While the total amount spent by governments against illicit drugs more than tripled from the last report in 2009/10 ($1.7 billion), the 2021/2022 estimate represents just 0.63 per cent of all government spending, down from 0.80 per cent in the last report.

“These figures suggest that despite a significant increase in proactive government spending on drugs since the last report, this reflects overall growth in government spending and not growth in spending on drug countermeasures,” Prof. Ritter says. “However, what’s striking is that despite the percentage reduction in proactive expenditure, there hasn’t been any significant shift in the proportion of investment amongst the four domains of drug policy.”

Most people, on average, want governments to spend equal amounts on policing, treatment and prevention.
Professor Alison Ritter AO

Impact on service providers

The Network of Alcohol and other Drugs Agencies (NADA) is the peak body for NGO AOD service providers in NSW. Its CEO, Dr Robert Stirling, says services on the frontline are suffering from the lack of growth in investment

“We have a noticeable, growing unmet demand for services in the sector from underfunding, demonstrated by increasing wait times for treatment and workforce shortages from a lack of secure working conditions,” Dr Stirling says. 

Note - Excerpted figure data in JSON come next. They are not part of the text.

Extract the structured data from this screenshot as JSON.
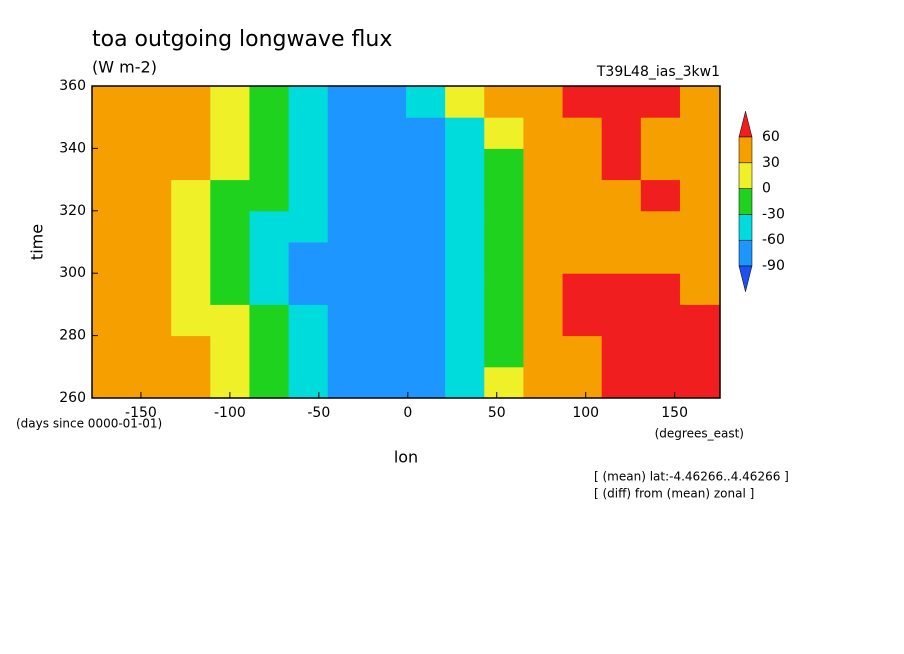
{
  "chart_data": {
    "type": "contour",
    "title": "toa outgoing longwave flux",
    "subtitle": "(W m-2)",
    "dataset": "T39L48_ias_3kw1",
    "xlabel": "lon",
    "ylabel": "time",
    "y_units": "(days since 0000-01-01)",
    "x_units": "(degrees_east)",
    "notes": [
      "[ (mean) lat:-4.46266..4.46266 ]",
      "[ (diff) from (mean) zonal ]"
    ],
    "xlim": [
      -177.5,
      175.5
    ],
    "ylim": [
      260,
      360
    ],
    "xticks": [
      -150,
      -100,
      -50,
      0,
      50,
      100,
      150
    ],
    "yticks": [
      260,
      280,
      300,
      320,
      340,
      360
    ],
    "x": [
      -166,
      -144,
      -122,
      -100,
      -78,
      -56,
      -34,
      -12,
      10,
      32,
      54,
      76,
      98,
      120,
      142,
      164
    ],
    "y": [
      265,
      275,
      285,
      295,
      305,
      315,
      325,
      335,
      345,
      355
    ],
    "z": [
      [
        45,
        40,
        35,
        10,
        -20,
        -50,
        -75,
        -80,
        -70,
        -60,
        20,
        35,
        45,
        65,
        65,
        65
      ],
      [
        40,
        35,
        30,
        5,
        -25,
        -55,
        -80,
        -75,
        -70,
        -50,
        -20,
        40,
        55,
        65,
        60,
        65
      ],
      [
        40,
        35,
        20,
        0,
        -30,
        -60,
        -75,
        -80,
        -70,
        -55,
        -30,
        40,
        65,
        70,
        65,
        65
      ],
      [
        35,
        30,
        10,
        -10,
        -35,
        -65,
        -80,
        -70,
        -75,
        -50,
        -25,
        35,
        60,
        65,
        60,
        55
      ],
      [
        40,
        30,
        10,
        -20,
        -40,
        -70,
        -75,
        -80,
        -65,
        -60,
        -10,
        40,
        45,
        45,
        40,
        40
      ],
      [
        45,
        35,
        20,
        -15,
        -35,
        -60,
        -80,
        -75,
        -75,
        -60,
        -5,
        40,
        45,
        40,
        45,
        45
      ],
      [
        40,
        40,
        20,
        -5,
        -30,
        -55,
        -70,
        -85,
        -70,
        -60,
        -10,
        35,
        50,
        55,
        60,
        50
      ],
      [
        50,
        45,
        30,
        5,
        -30,
        -55,
        -70,
        -80,
        -65,
        -40,
        -20,
        40,
        50,
        65,
        55,
        50
      ],
      [
        45,
        45,
        35,
        15,
        -25,
        -60,
        -75,
        -80,
        -70,
        -55,
        10,
        35,
        55,
        60,
        55,
        50
      ],
      [
        40,
        40,
        30,
        10,
        -20,
        -55,
        -65,
        -70,
        -50,
        20,
        35,
        40,
        65,
        70,
        60,
        50
      ]
    ],
    "levels": [
      -90,
      -60,
      -30,
      0,
      30,
      60
    ],
    "colors": [
      "#1e50f0",
      "#1e96ff",
      "#00dcdc",
      "#1ed21e",
      "#f0f028",
      "#f5a000",
      "#f01e1e"
    ]
  }
}
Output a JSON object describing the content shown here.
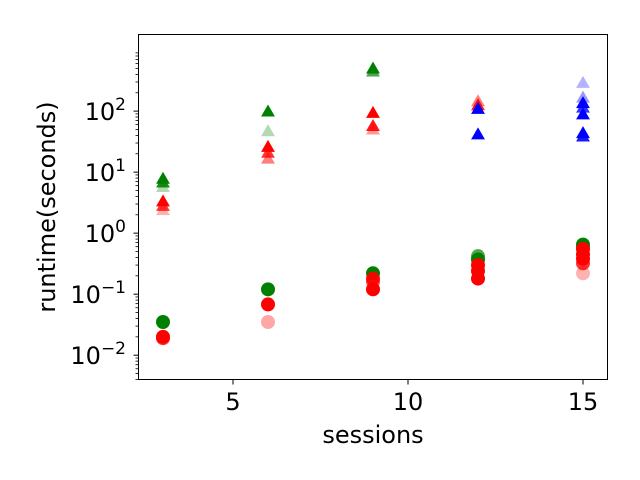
{
  "chart_data": {
    "type": "scatter",
    "title": "",
    "xlabel": "sessions",
    "ylabel": "runtime(seconds)",
    "xlim": [
      2.3,
      15.7
    ],
    "ylim": [
      0.004,
      1800
    ],
    "yscale": "log",
    "grid": false,
    "legend": "none",
    "x_ticks": [
      {
        "value": 5,
        "label": "5"
      },
      {
        "value": 10,
        "label": "10"
      },
      {
        "value": 15,
        "label": "15"
      }
    ],
    "y_ticks": [
      {
        "value": 0.01,
        "base": "10",
        "exp": "−2"
      },
      {
        "value": 0.1,
        "base": "10",
        "exp": "−1"
      },
      {
        "value": 1,
        "base": "10",
        "exp": "0"
      },
      {
        "value": 10,
        "base": "10",
        "exp": "1"
      },
      {
        "value": 100,
        "base": "10",
        "exp": "2"
      }
    ],
    "series": [
      {
        "marker": "triangle",
        "color": "#008000",
        "points": [
          {
            "x": 3,
            "y": 7.5,
            "alpha": 1
          },
          {
            "x": 3,
            "y": 6.5,
            "alpha": 0.9
          },
          {
            "x": 3,
            "y": 5.5,
            "alpha": 0.3
          },
          {
            "x": 6,
            "y": 95,
            "alpha": 1
          },
          {
            "x": 6,
            "y": 45,
            "alpha": 0.3
          },
          {
            "x": 9,
            "y": 480,
            "alpha": 1
          },
          {
            "x": 9,
            "y": 430,
            "alpha": 0.7
          }
        ]
      },
      {
        "marker": "triangle",
        "color": "#ff0000",
        "points": [
          {
            "x": 3,
            "y": 3.2,
            "alpha": 1
          },
          {
            "x": 3,
            "y": 2.7,
            "alpha": 0.8
          },
          {
            "x": 3,
            "y": 2.3,
            "alpha": 0.3
          },
          {
            "x": 6,
            "y": 25,
            "alpha": 1
          },
          {
            "x": 6,
            "y": 20,
            "alpha": 0.8
          },
          {
            "x": 6,
            "y": 16,
            "alpha": 0.5
          },
          {
            "x": 9,
            "y": 90,
            "alpha": 1
          },
          {
            "x": 9,
            "y": 55,
            "alpha": 0.9
          },
          {
            "x": 9,
            "y": 48,
            "alpha": 0.4
          },
          {
            "x": 12,
            "y": 140,
            "alpha": 0.5
          },
          {
            "x": 12,
            "y": 120,
            "alpha": 0.9
          }
        ]
      },
      {
        "marker": "triangle",
        "color": "#0000ff",
        "points": [
          {
            "x": 12,
            "y": 105,
            "alpha": 1
          },
          {
            "x": 12,
            "y": 40,
            "alpha": 1
          },
          {
            "x": 15,
            "y": 280,
            "alpha": 0.3
          },
          {
            "x": 15,
            "y": 160,
            "alpha": 0.4
          },
          {
            "x": 15,
            "y": 130,
            "alpha": 1
          },
          {
            "x": 15,
            "y": 110,
            "alpha": 0.8
          },
          {
            "x": 15,
            "y": 85,
            "alpha": 1
          },
          {
            "x": 15,
            "y": 42,
            "alpha": 1
          },
          {
            "x": 15,
            "y": 37,
            "alpha": 0.9
          }
        ]
      },
      {
        "marker": "circle",
        "color": "#008000",
        "points": [
          {
            "x": 3,
            "y": 0.035,
            "alpha": 1
          },
          {
            "x": 6,
            "y": 0.12,
            "alpha": 1
          },
          {
            "x": 9,
            "y": 0.22,
            "alpha": 1
          },
          {
            "x": 12,
            "y": 0.42,
            "alpha": 0.7
          },
          {
            "x": 12,
            "y": 0.37,
            "alpha": 1
          },
          {
            "x": 15,
            "y": 0.65,
            "alpha": 1
          },
          {
            "x": 15,
            "y": 0.6,
            "alpha": 0.8
          }
        ]
      },
      {
        "marker": "circle",
        "color": "#ff0000",
        "points": [
          {
            "x": 3,
            "y": 0.02,
            "alpha": 1
          },
          {
            "x": 3,
            "y": 0.019,
            "alpha": 0.8
          },
          {
            "x": 6,
            "y": 0.068,
            "alpha": 1
          },
          {
            "x": 6,
            "y": 0.035,
            "alpha": 0.35
          },
          {
            "x": 9,
            "y": 0.18,
            "alpha": 0.9
          },
          {
            "x": 9,
            "y": 0.16,
            "alpha": 0.7
          },
          {
            "x": 9,
            "y": 0.12,
            "alpha": 1
          },
          {
            "x": 12,
            "y": 0.3,
            "alpha": 1
          },
          {
            "x": 12,
            "y": 0.24,
            "alpha": 1
          },
          {
            "x": 12,
            "y": 0.18,
            "alpha": 1
          },
          {
            "x": 15,
            "y": 0.55,
            "alpha": 1
          },
          {
            "x": 15,
            "y": 0.45,
            "alpha": 1
          },
          {
            "x": 15,
            "y": 0.38,
            "alpha": 1
          },
          {
            "x": 15,
            "y": 0.32,
            "alpha": 0.8
          },
          {
            "x": 15,
            "y": 0.22,
            "alpha": 0.3
          }
        ]
      }
    ]
  }
}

“At the NSW level, money for treatment has predominantly been spent on new services rather than investing in existing services to ensure they can deliver quality services and create healthy workplaces and conditions. 

“Meanwhile, at the Commonwealth level, funding has been going backwards, leaving services struggling to retain staff and needing to reduce services to communities.”

Emma Maiden, General Manager of Advocacy and External Relations for Uniting NSW.ACT, says governments should consider removing criminal penalties, and redirect funding towards the other pillars of drug policy. 

“To see that the largest expenditure in the latest Australian ‘drug budget’ is once again directed to law enforcement, and how that spending monsters what is spent on drug treatment, prevention and harm reduction programs, is of great concern,” Ms Maiden says. “We need our governments to have the courage to take action and invest the lion’s share of our drug budget in the things we know will make a difference.”

Prof. Ritter says the report does not assess the effectiveness of the investment across domains, and the relative value of the estimates is more important than any absolute value. 

“There is no line item in government expenditure estimates that explicitly lays out how much they spend on illicit drugs,” Prof. Ritter says. “So, there are some assumptions behind every figure, which we have accounted for in our sensitivity analysis.”

The latest National Drug Strategy Household Survey also shows Australians want roughly equal investment across education, treatment, and law enforcement in illicit drug policy.

“Most people, on average, want governments to spend equal amounts on policing, treatment and prevention,” Prof. Ritter says. “So, the current investment mix does not necessarily match how most Australians would prefer governments to allocate funding across the domains of drug policy.”